Back to benchmark hub

Frequently asked questions

Which system is currently best on WebVoyager? +
Jina is the system/agent setup currently leading with a tracked score of 98.9%. This ranking reflects submitted system setups (model plus tools and policy), not just a base model. Based on our latest tracked results, last updated Mar 22, 2026.
What should I read into a WebVoyager score? +
WebVoyager scores are most useful for within-benchmark ranking. Read the Notes column to understand setup context, and use the methodology section before making procurement or architecture decisions.
Can I compare model-only and agent-with-tools rows directly? +
Not directly. Mixed pages can combine model-centric and full-system submissions. Treat those comparisons as directional unless evaluation setup and tool policy are explicitly aligned.
What is the WebVoyager benchmark for AI browser agents? +
WebVoyager is the standard benchmark for evaluating browser agents, introduced in the 2024 paper WebVoyager: Building an End-to-End Web Agent with Large Multimodal Models. It consists of 643 tasks across 15 websites including Google, Amazon, GitHub, Reddit, and Wikipedia. Tasks cover form filling, navigation, search, and shopping. GPT-4V evaluates each task by analyzing the final page state. Scores represent the percentage of tasks completed successfully.
Can WebVoyager scores be compared across different agents? +
Not always. Three factors affect comparability: dataset size (full 643 tasks vs filtered subsets), evaluator (GPT-4V vs custom methods), and verification (third-party vs self-reported). Filtered subsets typically produce higher scores. Click any leaderboard row to see methodology. The most reliable comparisons use full dataset, GPT-4V evaluation, and third-party verification.
How is the WebVoyager score calculated? +
Score = (tasks completed / total tasks) x 100. GPT-4V evaluates each task by analyzing the final page state to determine if the goal was achieved — correct page reached, information displayed, forms filled accurately, and flows completed.
What websites can AI browser agents navigate? +
Agents can navigate any website. WebVoyager evaluates on 15 specific sites including Amazon, eBay, Google, Google Maps, Wikipedia, Reddit, Twitter/X, GitHub, ArXiv, and Booking.com. Real-world challenges include CAPTCHAs, bot detection, dynamic content, auth flows, and rate limiting. Production agents use infrastructure like Steel for anti-bot measures and proxy rotation.

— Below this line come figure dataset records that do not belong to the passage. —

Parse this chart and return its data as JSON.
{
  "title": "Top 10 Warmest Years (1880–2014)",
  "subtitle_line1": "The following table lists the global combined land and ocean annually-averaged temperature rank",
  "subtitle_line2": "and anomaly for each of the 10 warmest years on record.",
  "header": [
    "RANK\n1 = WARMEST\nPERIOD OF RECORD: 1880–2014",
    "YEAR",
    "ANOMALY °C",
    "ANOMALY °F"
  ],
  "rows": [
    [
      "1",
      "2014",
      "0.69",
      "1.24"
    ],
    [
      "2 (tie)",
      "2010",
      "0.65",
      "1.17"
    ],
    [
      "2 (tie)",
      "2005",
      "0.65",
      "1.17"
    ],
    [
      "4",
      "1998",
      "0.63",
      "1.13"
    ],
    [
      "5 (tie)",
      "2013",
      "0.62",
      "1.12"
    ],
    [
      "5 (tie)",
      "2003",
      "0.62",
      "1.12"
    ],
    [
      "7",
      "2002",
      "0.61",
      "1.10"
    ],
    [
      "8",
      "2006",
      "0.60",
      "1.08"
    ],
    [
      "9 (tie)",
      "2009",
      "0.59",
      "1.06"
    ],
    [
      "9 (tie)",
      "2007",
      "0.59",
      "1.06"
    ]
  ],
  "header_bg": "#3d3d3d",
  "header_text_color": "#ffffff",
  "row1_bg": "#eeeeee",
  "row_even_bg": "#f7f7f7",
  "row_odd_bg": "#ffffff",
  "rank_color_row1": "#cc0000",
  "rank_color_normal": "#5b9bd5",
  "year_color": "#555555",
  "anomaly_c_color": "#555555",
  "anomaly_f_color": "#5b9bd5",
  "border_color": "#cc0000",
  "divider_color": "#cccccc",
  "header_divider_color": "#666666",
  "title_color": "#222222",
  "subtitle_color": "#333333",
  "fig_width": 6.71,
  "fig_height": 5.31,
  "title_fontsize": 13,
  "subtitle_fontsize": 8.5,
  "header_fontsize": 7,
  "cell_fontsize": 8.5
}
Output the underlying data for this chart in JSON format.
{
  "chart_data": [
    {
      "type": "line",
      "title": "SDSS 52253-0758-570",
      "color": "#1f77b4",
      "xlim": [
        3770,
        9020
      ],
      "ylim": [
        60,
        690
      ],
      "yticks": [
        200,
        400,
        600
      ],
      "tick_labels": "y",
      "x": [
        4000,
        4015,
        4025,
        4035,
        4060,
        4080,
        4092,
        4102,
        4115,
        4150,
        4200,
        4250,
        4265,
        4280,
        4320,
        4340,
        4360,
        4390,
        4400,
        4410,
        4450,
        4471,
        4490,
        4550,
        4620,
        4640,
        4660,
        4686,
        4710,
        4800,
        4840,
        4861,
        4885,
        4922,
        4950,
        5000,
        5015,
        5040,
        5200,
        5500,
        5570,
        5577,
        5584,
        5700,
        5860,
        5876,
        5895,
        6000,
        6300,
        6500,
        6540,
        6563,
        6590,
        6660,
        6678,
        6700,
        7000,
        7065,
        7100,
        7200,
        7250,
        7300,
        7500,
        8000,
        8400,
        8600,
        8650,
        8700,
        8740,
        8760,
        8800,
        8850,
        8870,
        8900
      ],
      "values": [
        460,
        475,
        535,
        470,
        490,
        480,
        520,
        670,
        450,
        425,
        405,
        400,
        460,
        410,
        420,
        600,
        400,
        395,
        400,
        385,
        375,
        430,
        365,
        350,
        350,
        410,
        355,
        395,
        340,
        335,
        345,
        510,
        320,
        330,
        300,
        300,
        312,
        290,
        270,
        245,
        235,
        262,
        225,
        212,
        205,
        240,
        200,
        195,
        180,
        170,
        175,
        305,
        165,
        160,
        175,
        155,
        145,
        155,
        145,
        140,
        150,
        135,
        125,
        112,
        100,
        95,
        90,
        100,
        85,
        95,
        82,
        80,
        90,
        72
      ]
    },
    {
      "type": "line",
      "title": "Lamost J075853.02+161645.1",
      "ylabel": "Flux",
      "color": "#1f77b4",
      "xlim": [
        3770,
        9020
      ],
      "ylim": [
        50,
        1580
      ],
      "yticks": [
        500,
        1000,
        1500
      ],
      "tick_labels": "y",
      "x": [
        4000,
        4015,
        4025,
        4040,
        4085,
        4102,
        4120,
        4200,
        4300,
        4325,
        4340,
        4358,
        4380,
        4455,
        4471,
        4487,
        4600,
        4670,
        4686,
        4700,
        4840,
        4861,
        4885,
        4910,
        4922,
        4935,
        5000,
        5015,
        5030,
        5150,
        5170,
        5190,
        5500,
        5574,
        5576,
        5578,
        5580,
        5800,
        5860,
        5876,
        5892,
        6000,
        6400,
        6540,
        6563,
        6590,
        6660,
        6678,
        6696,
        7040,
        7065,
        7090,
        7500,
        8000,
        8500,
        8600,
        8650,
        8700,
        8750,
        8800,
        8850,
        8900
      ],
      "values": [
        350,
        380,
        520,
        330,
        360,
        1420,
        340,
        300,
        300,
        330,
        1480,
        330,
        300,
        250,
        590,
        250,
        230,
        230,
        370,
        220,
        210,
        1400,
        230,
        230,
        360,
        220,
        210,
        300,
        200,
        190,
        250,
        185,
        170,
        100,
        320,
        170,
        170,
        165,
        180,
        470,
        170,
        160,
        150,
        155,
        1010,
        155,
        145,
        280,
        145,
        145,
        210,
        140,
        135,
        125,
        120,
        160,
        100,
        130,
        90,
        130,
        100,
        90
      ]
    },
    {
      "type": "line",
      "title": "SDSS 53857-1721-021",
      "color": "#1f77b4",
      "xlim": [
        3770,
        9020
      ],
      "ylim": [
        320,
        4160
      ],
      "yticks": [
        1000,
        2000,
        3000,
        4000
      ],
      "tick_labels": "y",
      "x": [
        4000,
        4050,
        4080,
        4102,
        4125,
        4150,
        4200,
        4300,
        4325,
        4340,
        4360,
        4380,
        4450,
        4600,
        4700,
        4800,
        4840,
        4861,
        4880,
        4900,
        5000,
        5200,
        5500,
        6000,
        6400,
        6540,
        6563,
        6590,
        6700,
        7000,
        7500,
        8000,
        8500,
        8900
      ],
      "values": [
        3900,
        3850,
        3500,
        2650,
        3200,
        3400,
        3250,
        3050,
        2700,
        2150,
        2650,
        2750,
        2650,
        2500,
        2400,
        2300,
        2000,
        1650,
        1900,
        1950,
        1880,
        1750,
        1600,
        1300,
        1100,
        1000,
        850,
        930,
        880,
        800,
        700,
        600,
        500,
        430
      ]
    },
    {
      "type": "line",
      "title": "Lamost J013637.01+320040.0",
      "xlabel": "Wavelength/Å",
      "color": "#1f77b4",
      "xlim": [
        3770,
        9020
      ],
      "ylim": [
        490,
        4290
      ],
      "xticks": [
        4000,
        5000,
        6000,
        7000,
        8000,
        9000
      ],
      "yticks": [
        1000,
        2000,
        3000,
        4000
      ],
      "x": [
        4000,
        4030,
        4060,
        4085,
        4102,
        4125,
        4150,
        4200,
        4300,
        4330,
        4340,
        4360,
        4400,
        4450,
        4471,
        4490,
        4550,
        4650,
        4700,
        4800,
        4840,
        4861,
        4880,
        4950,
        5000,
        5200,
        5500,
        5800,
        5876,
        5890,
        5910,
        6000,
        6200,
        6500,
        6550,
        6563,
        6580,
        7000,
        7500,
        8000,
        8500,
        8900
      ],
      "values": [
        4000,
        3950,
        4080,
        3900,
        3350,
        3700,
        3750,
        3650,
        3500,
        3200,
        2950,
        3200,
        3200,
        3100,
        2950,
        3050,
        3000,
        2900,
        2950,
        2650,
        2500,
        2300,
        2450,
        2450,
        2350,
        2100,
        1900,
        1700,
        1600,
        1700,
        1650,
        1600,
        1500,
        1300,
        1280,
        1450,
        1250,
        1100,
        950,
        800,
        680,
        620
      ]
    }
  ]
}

Is a higher WebVoyager score always better for production use? +
Not necessarily. WebVoyager measures task completion on a fixed website set under controlled conditions. Production depends on factors not captured by the benchmark — latency, cost per task, CAPTCHA handling, anti-bot resilience, and generalization to new websites. An agent optimized for benchmark scores may overfit. Use the leaderboard as a directional signal and test on your actual target websites.
Why is WebVoyager used instead of other benchmarks? +
WebVoyager is the most widely adopted public benchmark for browser agents, enabling cross-agent comparison. Other benchmarks exist — Mind2Web (2000+ tasks), OSWorld (desktop interaction), WorkArena (enterprise apps) — but have seen less adoption. WebVoyager's real-world task design, consistent GPT-4V evaluation, and widespread usage make it the current standard.